Interview — Helen Weiss
*Prof. Dr. Christine Brombach
ist seit 2009 am Institut für Lebensmittel- und Getränkeinnovation an der Zürcher Hochschule für Angewandte Wissenschaften (ZHAW) in Wädenswil tätig. Sie ist Mitautorin der Studie «Essen der Zukunft: wer oder was bestimmt die Ernährung von morgen?».
«WIR ESSEN IN ZUKUNFT KLIMAFREUNDLICH UND NACHHALTIG»
Unser Ess- und Kochverhalten verändert sich stetig. Welche Trends sind momentan zu beobachten?
Verglichen mit der Ernährung vor 20 Jahren sind derzeit verschiedene Trends erkennbar, die sich auch teilweise widersprechen. Aber das ist nicht verwunderlich, sind doch auch wir selbst in unserem eigenen Ernährungsverhalten paradox. Morgens muss es meist schnell gehen, da machen wir nicht viele Experimente. Mittags gibt’s einen Happen auf die Hand oder man bereitet zuhause rasch etwas zu, das sich in der Mikrowelle erwärmen lässt. Schliesslich herrscht hier ebenfalls Zeitdruck, etwa wenn die Kinder hungrig aus der Schule nach Hause kommen. Abends soll es dann gesund und nachhaltig sein, meist bleibt aber nicht viel Zeit, da man noch ins Training muss oder eine Veranstaltung besucht. Eines lässt sich aber ganz klar beobachten: Im Gegensatz zu früher ist die Diskussion um Essen ubiquitär geworden. Essen, und vor allem, was ich wie, wann, wo, mit wem esse, ist mehr denn je ein Statement. Es sagt etwas darüber aus, wer ich bin oder sein möchte – ob vegan, nachhaltig, traditionell oder woke. Daher sind auch unterschiedliche Trends zu beobachten. Zum einen wird eine Zunahme an Convenience-Produkten verzeichnet, zum anderen geht der Trend zu mehr Regionalität und Saisonalität. Neben dem Konsum von gesundem Fast Food wird auch wieder mehr selbst gekocht, gebacken und eingemacht.
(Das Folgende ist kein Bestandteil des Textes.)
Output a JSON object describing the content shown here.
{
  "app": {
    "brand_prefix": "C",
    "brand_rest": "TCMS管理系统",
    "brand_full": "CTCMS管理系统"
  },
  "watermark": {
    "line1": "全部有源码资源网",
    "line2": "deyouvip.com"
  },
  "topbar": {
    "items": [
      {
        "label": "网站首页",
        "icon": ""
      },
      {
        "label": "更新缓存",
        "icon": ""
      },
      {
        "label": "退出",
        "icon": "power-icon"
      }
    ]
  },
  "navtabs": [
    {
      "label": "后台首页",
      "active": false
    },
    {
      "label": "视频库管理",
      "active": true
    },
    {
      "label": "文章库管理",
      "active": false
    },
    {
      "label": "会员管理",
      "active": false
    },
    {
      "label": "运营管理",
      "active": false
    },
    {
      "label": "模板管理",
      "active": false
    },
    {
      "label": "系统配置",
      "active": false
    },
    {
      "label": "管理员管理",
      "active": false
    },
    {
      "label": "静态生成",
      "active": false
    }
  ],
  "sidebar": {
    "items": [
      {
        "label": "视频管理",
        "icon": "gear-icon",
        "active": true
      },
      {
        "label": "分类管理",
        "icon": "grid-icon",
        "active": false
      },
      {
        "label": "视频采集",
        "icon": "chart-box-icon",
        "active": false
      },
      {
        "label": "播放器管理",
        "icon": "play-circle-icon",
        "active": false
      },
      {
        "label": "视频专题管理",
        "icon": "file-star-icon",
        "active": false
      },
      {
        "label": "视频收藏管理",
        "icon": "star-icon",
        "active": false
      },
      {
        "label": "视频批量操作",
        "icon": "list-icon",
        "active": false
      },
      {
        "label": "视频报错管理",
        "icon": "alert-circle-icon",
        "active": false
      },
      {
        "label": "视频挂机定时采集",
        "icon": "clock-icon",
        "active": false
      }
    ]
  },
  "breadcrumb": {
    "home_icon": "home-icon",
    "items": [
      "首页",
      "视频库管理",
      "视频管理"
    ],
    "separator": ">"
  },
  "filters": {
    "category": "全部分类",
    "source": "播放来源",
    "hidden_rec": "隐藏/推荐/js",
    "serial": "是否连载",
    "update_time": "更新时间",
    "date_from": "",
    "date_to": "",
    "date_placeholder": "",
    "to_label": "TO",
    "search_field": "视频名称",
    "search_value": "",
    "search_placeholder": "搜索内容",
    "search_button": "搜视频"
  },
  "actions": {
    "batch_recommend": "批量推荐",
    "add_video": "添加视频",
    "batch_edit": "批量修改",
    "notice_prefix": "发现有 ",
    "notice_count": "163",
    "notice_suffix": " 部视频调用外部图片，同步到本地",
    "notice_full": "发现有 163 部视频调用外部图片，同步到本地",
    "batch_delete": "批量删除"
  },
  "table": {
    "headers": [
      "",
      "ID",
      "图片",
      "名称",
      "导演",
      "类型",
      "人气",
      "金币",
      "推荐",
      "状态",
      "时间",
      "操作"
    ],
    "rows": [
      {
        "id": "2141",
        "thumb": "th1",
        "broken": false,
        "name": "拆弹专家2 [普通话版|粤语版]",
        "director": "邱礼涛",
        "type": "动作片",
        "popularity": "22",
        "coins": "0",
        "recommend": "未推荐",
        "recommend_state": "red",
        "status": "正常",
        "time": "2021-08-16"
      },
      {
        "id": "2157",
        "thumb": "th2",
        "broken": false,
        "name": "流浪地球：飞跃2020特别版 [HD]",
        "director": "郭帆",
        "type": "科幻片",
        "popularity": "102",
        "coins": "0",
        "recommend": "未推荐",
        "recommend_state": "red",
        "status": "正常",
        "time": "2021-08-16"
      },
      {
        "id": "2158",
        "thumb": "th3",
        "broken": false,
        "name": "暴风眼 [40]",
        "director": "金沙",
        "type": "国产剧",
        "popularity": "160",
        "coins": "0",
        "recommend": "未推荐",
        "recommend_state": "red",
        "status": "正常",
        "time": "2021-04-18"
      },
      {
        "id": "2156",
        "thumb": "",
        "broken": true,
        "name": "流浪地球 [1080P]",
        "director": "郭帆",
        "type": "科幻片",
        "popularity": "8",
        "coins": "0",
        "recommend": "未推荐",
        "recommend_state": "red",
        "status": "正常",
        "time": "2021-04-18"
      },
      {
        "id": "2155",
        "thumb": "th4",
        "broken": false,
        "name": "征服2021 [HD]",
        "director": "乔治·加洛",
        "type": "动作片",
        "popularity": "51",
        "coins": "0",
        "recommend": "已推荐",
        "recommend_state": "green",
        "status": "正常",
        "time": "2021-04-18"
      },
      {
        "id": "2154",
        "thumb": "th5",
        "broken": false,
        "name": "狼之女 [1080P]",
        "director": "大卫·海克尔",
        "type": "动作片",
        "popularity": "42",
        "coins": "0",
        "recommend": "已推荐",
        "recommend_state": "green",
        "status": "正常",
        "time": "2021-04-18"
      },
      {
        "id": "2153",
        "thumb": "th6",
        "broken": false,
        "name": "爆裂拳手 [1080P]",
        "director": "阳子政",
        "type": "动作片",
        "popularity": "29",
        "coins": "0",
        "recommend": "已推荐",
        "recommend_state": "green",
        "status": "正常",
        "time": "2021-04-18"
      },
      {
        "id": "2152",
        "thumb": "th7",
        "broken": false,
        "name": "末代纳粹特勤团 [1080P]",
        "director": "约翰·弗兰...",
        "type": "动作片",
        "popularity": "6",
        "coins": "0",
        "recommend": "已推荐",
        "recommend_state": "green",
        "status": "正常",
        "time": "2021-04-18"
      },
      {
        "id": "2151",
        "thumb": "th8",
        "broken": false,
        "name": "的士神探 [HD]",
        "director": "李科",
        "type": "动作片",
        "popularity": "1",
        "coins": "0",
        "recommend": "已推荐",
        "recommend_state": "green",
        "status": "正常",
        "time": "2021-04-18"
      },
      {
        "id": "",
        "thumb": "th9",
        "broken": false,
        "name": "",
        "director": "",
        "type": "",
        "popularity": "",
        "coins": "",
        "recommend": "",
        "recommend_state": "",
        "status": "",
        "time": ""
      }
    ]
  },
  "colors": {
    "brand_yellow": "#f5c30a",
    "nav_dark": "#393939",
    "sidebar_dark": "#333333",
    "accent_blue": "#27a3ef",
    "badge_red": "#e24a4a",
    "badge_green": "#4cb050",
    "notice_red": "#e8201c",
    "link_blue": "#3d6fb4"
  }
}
Stichwort Fast Food: Immer mehr Menschen sind übergewichtig. Lässt sich dieser Entwicklung überhaupt Einhalt gebieten?
Das ist schwer, denn Übergewicht hängt ganz klar mit unserer Lebensweise zusammen. Dazu gehören neben der Ernährung auch das Schlaf- und Bewegungsverhalten. All diese Faktoren verändern sich und haben derzeit leider auch einen ungünstigen Einfluss auf unseren Körper. Verschiedene Strategien und Kommunikationsmassnahmen waren diesbezüglich in der Vergangenheit nicht besonders erfolgreich.
INFO
RECYCELTES GEMÜSE?
Das israelische Start-up Anina nutzt recyceltes Gemüse, um gesunde pflanzenbasierte Fertiggerichte herzustellen. Die Mahlzeiten können in wenigen Minuten auf dem Herd oder in der Mikrowelle zubereitet werden und entsprechen zwei Gemüseportionen. Dafür wird laut Hersteller ausschliesslich Gemüse verwendet, das sonst weggeworfen worden wäre. Für ihr innovatives Projekt gewannen die Jungunternehmer den ersten Platz bei «The Pitch», Israels führendem Start-up-Wettbewerb. www.anina.com
Wie wird sich unsere Ernährung verändern, wovon werden wir etwa mehr und wovon weniger essen?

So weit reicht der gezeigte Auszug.